4. Two-Pointer Approach
Let’s provide an enhanced and more efficient solution using the two-pointer method.
4.1. Theoretical Idea
The intuition behind the adoption of this improved approach is to mitigate the factorial time complexity of the naive approach.
This approach begins with the initialization of two pointers left and right, with left pointing to the first character of the string input and right pointing to the last character.
Additionally, we initialize a swaps counter to keep track of the minimum number of adjacent swaps needed to convert the string to a palindrome.
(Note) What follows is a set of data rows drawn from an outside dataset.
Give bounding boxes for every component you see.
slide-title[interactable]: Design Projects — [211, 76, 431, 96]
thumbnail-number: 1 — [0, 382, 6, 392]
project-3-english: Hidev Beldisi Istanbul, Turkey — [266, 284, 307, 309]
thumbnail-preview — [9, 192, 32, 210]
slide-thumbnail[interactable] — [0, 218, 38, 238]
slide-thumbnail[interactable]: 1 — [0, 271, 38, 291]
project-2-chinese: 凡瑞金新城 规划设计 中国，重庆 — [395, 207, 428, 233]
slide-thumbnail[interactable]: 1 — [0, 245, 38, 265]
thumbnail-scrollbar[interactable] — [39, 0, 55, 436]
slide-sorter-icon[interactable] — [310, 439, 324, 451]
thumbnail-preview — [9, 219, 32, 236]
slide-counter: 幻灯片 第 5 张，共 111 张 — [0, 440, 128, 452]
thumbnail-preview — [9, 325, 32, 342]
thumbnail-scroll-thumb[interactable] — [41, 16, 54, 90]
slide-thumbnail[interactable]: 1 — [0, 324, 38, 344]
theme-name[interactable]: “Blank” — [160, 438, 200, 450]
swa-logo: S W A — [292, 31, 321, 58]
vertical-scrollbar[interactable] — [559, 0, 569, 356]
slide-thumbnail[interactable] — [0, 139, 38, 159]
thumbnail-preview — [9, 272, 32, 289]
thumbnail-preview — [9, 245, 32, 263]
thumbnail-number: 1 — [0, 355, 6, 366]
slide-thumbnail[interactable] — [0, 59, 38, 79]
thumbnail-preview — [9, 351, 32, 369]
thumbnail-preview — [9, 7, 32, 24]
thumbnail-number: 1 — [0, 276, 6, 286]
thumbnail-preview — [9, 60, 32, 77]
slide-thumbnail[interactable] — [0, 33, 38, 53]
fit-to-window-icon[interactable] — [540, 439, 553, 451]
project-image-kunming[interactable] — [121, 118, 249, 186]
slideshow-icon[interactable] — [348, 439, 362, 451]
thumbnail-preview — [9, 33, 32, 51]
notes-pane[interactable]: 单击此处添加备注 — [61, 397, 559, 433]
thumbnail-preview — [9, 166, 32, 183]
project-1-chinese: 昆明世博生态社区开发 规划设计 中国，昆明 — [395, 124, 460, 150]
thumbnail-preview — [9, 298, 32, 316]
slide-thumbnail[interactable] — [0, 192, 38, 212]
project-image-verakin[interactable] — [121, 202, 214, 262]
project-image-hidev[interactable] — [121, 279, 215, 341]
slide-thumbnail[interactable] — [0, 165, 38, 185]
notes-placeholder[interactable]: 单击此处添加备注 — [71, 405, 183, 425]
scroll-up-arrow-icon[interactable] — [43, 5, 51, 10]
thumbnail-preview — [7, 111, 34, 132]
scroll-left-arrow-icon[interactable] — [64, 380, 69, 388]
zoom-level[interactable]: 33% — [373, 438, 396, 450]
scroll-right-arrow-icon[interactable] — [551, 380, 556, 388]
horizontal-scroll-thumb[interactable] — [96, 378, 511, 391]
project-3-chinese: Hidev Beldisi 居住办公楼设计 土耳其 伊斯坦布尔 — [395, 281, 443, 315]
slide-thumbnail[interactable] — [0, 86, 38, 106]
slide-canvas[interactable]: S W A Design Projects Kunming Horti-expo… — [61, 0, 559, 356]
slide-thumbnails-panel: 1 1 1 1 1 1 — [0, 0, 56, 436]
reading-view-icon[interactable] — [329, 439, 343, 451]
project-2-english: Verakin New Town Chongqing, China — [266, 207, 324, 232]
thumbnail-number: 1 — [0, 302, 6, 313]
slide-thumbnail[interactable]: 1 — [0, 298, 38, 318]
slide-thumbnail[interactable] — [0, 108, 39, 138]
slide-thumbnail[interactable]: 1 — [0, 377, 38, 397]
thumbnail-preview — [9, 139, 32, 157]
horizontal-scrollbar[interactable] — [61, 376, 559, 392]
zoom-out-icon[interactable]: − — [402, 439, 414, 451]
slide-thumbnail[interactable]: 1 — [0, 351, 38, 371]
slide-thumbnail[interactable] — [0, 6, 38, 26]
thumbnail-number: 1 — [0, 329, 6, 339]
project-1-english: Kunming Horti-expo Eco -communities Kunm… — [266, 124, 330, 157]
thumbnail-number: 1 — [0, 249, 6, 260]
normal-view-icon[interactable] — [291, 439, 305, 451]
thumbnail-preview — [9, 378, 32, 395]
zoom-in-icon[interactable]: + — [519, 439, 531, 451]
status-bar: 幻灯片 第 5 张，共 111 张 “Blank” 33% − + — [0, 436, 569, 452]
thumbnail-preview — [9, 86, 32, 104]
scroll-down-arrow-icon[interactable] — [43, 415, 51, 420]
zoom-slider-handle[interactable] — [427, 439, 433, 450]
Afterward, the algorithm uses a conditional statement to check if the characters at the left and right pointers are equal. If they aren’t, we search for a suitable character in the substring between the left and right indices with the help of a newly initialized swap pointer. This character, if found, will then be swapped with the character at its right index to make the string closer to being a palindrome.
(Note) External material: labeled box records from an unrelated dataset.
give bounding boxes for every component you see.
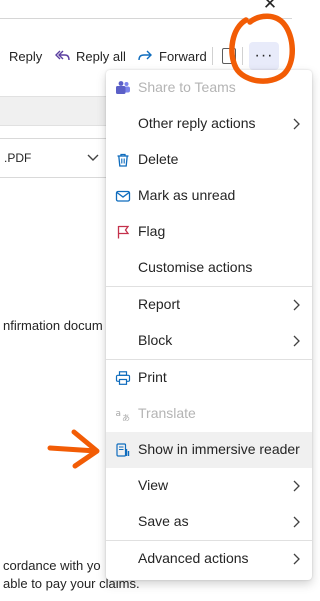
menu-item-delete[interactable]: Delete bbox=[106, 142, 312, 178]
svg-text:あ: あ bbox=[122, 414, 130, 423]
chevron-right-icon bbox=[293, 516, 300, 528]
more-actions-menu: Share to Teams Other reply actions Delet… bbox=[106, 70, 312, 580]
printer-icon bbox=[115, 370, 131, 386]
attachment-name: .PDF bbox=[4, 151, 32, 165]
menu-item-label: Save as bbox=[138, 513, 189, 529]
teams-icon bbox=[115, 80, 131, 96]
toolbar-separator bbox=[212, 47, 213, 65]
svg-text:a: a bbox=[116, 409, 122, 419]
menu-item-mark-as-unread[interactable]: Mark as unread bbox=[106, 178, 312, 214]
immersive-reader-icon bbox=[115, 442, 131, 458]
reply-all-button[interactable]: Reply all bbox=[54, 46, 126, 66]
menu-item-translate[interactable]: a あ Translate bbox=[106, 396, 312, 432]
menu-item-label: Mark as unread bbox=[138, 187, 236, 203]
immersive-reader-icon[interactable] bbox=[222, 48, 236, 64]
menu-item-label: Customise actions bbox=[138, 259, 253, 275]
menu-item-label: Show in immersive reader bbox=[138, 441, 300, 457]
more-actions-button[interactable]: ··· bbox=[249, 42, 279, 70]
attachment-card[interactable]: .PDF bbox=[0, 138, 112, 178]
chevron-right-icon bbox=[293, 118, 300, 130]
toolbar-separator bbox=[242, 47, 243, 65]
forward-label: Forward bbox=[159, 48, 207, 64]
message-header-band bbox=[0, 96, 112, 126]
chevron-right-icon bbox=[293, 480, 300, 492]
forward-icon bbox=[138, 50, 152, 61]
menu-item-print[interactable]: Print bbox=[106, 360, 312, 396]
menu-item-label: Advanced actions bbox=[138, 550, 249, 566]
menu-item-label: Block bbox=[138, 332, 173, 348]
close-icon[interactable]: ✕ bbox=[259, 0, 281, 13]
menu-item-label: Other reply actions bbox=[138, 115, 256, 131]
menu-item-view[interactable]: View bbox=[106, 468, 312, 504]
menu-item-save-as[interactable]: Save as bbox=[106, 504, 312, 540]
menu-item-customise-actions[interactable]: Customise actions bbox=[106, 250, 312, 286]
body-text-line: nfirmation docum bbox=[3, 318, 103, 333]
more-icon: ··· bbox=[254, 47, 274, 64]
top-strip: ✕ bbox=[0, 0, 315, 22]
trash-icon bbox=[115, 152, 131, 168]
menu-item-block[interactable]: Block bbox=[106, 323, 312, 359]
annotation-arrow bbox=[47, 429, 100, 469]
reply-all-icon bbox=[55, 50, 70, 61]
flag-icon bbox=[115, 224, 131, 240]
menu-item-flag[interactable]: Flag bbox=[106, 214, 312, 250]
forward-button[interactable]: Forward bbox=[137, 46, 207, 66]
menu-item-show-in-immersive-reader[interactable]: Show in immersive reader bbox=[106, 432, 312, 468]
menu-item-label: Translate bbox=[138, 405, 196, 421]
menu-item-share-to-teams[interactable]: Share to Teams bbox=[106, 70, 312, 106]
body-text-line: cordance with yo bbox=[3, 558, 101, 573]
menu-item-report[interactable]: Report bbox=[106, 287, 312, 323]
menu-item-other-reply-actions[interactable]: Other reply actions bbox=[106, 106, 312, 142]
reply-all-label: Reply all bbox=[76, 48, 126, 64]
menu-item-advanced-actions[interactable]: Advanced actions bbox=[106, 541, 312, 577]
divider bbox=[0, 18, 292, 19]
menu-item-label: Print bbox=[138, 369, 167, 385]
reply-label: Reply bbox=[9, 48, 43, 64]
chevron-right-icon bbox=[293, 335, 300, 347]
translate-icon: a あ bbox=[115, 406, 131, 422]
reply-button[interactable]: Reply bbox=[9, 46, 42, 66]
menu-item-label: Share to Teams bbox=[138, 79, 236, 95]
chevron-right-icon bbox=[293, 553, 300, 565]
envelope-icon bbox=[115, 188, 131, 204]
chevron-right-icon bbox=[293, 299, 300, 311]
menu-item-label: Report bbox=[138, 296, 181, 312]
menu-item-label: Flag bbox=[138, 223, 166, 239]
chevron-down-icon[interactable] bbox=[86, 150, 100, 164]
menu-item-label: Delete bbox=[138, 151, 179, 167]
menu-item-label: View bbox=[138, 477, 169, 493]
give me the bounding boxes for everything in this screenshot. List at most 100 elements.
Finally, the process continues until the left pointer crosses the right pointer, which implies that the algorithm has transformed the input string into a palindrome with the minimum number of adjacent swaps counted during the process, as determined by the swaps counter.
4.2. Implementation
Let’s take a look at the implementation of the two-pointer approach:
algorithm minSwapsToPalindrome(s):
// INPUT
// s = input string
// OUTPUT
// return -1 if s cannot be converted to a palindrome
// return minimum swaps needed to convert s to a palindrome
swaps <- 0
left <- 0
right <- length(s) - 1
while left < right:
if s[left] is not equal to s[right]:
swap <- right
while swap is greater than left and s[swap] is not equal to s[left]:
swap <- swap - 1
if swap is equal to left:
return -1
for i <- swap to right - 1:
temp <- s[i]
s[i] <- s[i + 1]
s[i + 1] <- temp
swaps <- swaps + 1
left <- left + 1
right <- right - 1
else:
left <- left + 1
right <- right - 1
return swaps
The complexity of the two-pointer approach is O(n^2), where n is the number of characters in the string. The outer while loop runs until the left pointer crosses the right pointer which takes approximately (n / 2) iterations in the worst case. The (n / 2) complexity simplifies to a linear time complexity, i.e., O(n).
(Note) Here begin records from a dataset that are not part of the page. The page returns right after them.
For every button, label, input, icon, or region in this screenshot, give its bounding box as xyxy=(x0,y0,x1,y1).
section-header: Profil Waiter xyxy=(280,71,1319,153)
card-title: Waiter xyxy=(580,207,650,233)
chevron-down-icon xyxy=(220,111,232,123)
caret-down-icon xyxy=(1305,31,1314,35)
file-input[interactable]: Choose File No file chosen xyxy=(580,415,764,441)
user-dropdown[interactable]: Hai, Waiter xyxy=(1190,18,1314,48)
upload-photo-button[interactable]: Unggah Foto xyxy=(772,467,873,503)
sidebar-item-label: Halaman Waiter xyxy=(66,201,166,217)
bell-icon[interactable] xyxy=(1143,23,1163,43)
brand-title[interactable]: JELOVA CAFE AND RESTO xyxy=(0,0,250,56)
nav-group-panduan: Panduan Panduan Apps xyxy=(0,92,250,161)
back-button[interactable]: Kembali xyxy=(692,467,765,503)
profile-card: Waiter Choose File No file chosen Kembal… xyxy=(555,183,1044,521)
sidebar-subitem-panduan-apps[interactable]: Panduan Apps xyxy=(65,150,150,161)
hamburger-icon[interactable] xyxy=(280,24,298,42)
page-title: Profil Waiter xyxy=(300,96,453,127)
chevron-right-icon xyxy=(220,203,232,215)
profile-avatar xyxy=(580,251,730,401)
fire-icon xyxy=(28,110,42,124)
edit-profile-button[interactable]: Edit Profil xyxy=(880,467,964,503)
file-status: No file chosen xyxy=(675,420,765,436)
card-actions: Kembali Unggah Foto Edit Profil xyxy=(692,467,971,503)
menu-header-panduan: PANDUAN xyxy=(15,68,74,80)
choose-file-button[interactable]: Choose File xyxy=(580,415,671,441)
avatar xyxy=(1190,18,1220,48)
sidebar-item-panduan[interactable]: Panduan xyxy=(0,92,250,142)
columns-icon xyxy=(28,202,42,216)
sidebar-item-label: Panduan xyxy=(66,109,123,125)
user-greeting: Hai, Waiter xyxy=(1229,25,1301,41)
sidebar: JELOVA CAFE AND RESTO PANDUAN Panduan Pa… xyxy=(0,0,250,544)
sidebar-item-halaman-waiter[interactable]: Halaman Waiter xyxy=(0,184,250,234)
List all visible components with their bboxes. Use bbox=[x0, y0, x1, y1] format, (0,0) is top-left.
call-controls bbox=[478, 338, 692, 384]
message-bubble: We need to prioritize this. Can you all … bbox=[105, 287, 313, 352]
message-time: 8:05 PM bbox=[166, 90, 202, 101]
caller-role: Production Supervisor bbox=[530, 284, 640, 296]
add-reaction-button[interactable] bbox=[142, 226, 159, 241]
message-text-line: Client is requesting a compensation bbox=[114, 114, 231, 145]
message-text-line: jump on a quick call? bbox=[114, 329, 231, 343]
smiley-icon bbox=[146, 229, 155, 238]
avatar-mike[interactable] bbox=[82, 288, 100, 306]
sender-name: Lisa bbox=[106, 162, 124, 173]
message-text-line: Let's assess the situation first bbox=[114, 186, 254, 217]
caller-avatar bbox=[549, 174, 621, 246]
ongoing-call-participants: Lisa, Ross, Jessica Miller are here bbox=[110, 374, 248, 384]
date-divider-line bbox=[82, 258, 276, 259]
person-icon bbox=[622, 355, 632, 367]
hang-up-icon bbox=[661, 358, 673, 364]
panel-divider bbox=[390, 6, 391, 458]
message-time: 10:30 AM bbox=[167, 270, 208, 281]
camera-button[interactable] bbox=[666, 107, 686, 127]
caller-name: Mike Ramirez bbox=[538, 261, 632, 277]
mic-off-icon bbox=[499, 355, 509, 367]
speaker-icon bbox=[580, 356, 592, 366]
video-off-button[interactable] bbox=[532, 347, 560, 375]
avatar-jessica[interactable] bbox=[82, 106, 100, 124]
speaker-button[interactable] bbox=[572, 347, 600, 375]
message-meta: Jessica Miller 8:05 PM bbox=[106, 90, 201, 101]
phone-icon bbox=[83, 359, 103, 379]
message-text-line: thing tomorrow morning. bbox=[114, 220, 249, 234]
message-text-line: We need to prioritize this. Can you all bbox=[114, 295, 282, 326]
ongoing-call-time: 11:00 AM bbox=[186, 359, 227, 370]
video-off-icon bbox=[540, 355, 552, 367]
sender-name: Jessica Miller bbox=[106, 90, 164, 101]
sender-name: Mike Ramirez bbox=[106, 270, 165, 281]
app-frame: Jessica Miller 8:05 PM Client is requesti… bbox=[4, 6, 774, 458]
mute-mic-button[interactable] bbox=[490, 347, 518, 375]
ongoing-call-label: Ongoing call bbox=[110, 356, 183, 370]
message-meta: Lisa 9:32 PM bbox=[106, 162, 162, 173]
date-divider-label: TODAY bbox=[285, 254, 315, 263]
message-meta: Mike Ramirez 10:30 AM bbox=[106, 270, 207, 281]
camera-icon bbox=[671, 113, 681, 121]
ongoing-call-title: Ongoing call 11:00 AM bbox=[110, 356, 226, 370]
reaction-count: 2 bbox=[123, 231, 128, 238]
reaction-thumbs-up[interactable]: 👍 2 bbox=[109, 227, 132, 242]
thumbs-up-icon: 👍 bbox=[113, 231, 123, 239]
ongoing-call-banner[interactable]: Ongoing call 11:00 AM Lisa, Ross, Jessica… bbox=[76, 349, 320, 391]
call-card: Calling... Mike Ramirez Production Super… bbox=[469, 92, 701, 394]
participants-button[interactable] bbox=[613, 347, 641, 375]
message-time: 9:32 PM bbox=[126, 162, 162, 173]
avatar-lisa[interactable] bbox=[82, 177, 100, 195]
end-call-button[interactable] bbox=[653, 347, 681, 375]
Within each iteration of the outer while loop, the inner while or for loop requires a linear time complexity in the worst case.
So, O(n) * O(n) produces a quadratic time complexity.
5. Conclusion
In this article, we discussed the problem of computing the minimum number of adjacent swaps needed to transform a string into a palindrome. We explored the brute-force method and the two-pointer approach, with the latter emerging as a more viable and computationally efficient solution.